A concept of modifying open source codes to create new coins is called hard forks, while a change to a code that does not create a new cryptocurrency is called a soft fork. A few examples of altcoins that came from Bitcoin’s code are Namecoin, Litecoin, Dogecoin, Bitcoin Cash, Bitcoin Private, Auroracoin…
However, not all altcoins came from Bitcoin’s code. There are altcoins that have created their own Blockchain as well as a protocol that supports their native currency.

These coins include Ethereum, Ripple, Bitshares, NEO, Waves. What sets altcoins apart is that they each possess their own independent blockchain. This blockchain is where all transactions of their native currency occur.

Tokens

Tokens are considered a representation of an asset or utility that resides on top of another blockchain. Tokens do not have their own blockchains as altcoins do. They can represent basically any asset that is fungible and tradable. This could range anywhere from commodities to loyalty points.
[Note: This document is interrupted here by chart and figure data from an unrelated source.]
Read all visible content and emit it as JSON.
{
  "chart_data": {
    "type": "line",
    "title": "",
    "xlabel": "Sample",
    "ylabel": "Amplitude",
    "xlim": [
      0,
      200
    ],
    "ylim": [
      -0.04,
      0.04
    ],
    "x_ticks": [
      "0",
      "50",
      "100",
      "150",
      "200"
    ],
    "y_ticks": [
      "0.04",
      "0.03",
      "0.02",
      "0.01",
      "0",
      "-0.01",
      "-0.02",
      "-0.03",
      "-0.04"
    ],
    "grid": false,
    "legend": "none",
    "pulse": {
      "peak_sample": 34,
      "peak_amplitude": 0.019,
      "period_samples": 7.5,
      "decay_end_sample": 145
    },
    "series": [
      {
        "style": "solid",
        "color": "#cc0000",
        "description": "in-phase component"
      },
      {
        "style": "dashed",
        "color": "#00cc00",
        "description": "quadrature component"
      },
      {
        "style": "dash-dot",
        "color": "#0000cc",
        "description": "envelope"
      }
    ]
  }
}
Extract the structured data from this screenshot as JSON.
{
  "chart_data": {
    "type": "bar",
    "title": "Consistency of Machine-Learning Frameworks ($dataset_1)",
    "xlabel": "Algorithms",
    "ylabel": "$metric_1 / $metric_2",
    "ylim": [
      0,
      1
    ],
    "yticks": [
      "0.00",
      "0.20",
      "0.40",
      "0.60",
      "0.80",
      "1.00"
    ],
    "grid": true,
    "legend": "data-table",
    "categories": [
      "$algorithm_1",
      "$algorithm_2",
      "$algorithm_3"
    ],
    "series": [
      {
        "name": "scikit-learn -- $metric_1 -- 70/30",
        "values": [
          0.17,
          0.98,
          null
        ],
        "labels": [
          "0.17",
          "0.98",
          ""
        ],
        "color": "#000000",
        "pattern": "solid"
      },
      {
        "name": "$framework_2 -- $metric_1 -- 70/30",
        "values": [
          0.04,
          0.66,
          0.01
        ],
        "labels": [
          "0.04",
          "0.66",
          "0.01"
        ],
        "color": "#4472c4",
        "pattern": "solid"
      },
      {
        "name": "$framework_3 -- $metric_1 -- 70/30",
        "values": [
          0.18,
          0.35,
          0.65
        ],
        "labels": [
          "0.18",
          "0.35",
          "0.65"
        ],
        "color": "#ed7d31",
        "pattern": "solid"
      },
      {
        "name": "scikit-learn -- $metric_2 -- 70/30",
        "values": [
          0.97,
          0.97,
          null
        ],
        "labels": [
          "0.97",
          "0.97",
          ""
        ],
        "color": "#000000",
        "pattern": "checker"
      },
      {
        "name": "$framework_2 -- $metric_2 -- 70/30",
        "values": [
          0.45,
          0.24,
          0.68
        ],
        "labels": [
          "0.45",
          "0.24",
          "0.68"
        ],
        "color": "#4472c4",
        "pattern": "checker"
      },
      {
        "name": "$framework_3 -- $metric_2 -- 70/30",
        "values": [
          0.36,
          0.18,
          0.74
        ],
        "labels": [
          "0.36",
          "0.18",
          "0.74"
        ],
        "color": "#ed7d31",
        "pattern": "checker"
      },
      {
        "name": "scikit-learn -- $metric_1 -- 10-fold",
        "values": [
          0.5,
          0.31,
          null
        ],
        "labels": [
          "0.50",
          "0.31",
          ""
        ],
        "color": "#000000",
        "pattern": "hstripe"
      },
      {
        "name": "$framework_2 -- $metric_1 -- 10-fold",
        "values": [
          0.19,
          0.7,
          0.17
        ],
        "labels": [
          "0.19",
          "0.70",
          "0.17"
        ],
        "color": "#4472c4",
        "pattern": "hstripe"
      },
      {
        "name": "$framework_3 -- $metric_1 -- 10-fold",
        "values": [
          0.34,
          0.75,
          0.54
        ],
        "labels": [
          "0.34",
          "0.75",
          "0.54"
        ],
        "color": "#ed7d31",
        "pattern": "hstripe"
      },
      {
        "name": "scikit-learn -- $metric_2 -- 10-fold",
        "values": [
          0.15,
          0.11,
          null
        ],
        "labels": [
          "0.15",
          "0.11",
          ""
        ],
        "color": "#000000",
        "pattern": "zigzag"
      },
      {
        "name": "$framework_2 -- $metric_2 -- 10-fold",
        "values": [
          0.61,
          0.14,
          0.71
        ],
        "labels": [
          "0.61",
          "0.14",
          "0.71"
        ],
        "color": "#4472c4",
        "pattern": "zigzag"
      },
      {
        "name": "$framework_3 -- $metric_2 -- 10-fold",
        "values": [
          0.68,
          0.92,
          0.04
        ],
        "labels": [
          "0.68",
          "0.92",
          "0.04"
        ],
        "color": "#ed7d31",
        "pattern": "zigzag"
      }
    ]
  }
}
Creating a token is a much easier task than creating a coin. This is simply because the code from a particular protocol does not have to be modified in order to create a token. Platforms such as Ethereum or Waves offer certain guidelines which, if followed, allow anyone to create a token. Creating tokens is made possible through the use of smart contracts. Smart-contracts are programmable computer codes that are self-executing as long as the terms are met. They don’t need any third-parties to operate.
As tokens built on the same blockchain have the same template, they share many characteristics. This provides a standard interface for interoperability between tokens, which allows people to store different types of tokens on a single wallet. A great example is the ERC-20 standard on the Ethereum blockchain, which has been used to create over a thousand tokens. Most (if not all) of these tokens can be stored on ERC-20 wallets.

Tokens are mostly created and distributed through an Initial Coin Offering (ICO). An ICO is simply a way of crowdfunding where developers fund their projects through the release of a new token or a promise of a token. The ICO market has been filled with successful as well as very unsuccessful projects. There were also a lot of scams on the market as people were buying anything and everything during the time of the cryptocurrency price boom of late 2017. Nowadays, the ICO market has died down compared to 2017 but is still active. However, people are a lot more cautious when it comes to where they invest their money.

Final Thoughts

The main difference between coins and tokens is in their structure, where coins are separate currencies with a separate blockchain, while tokens are cryptocurrencies that operate on top of an already-made blockchain.
When it comes to the number of coins and the number of tokens, the majority of cryptocurrencies in existence are tokens as they are simply easier to create.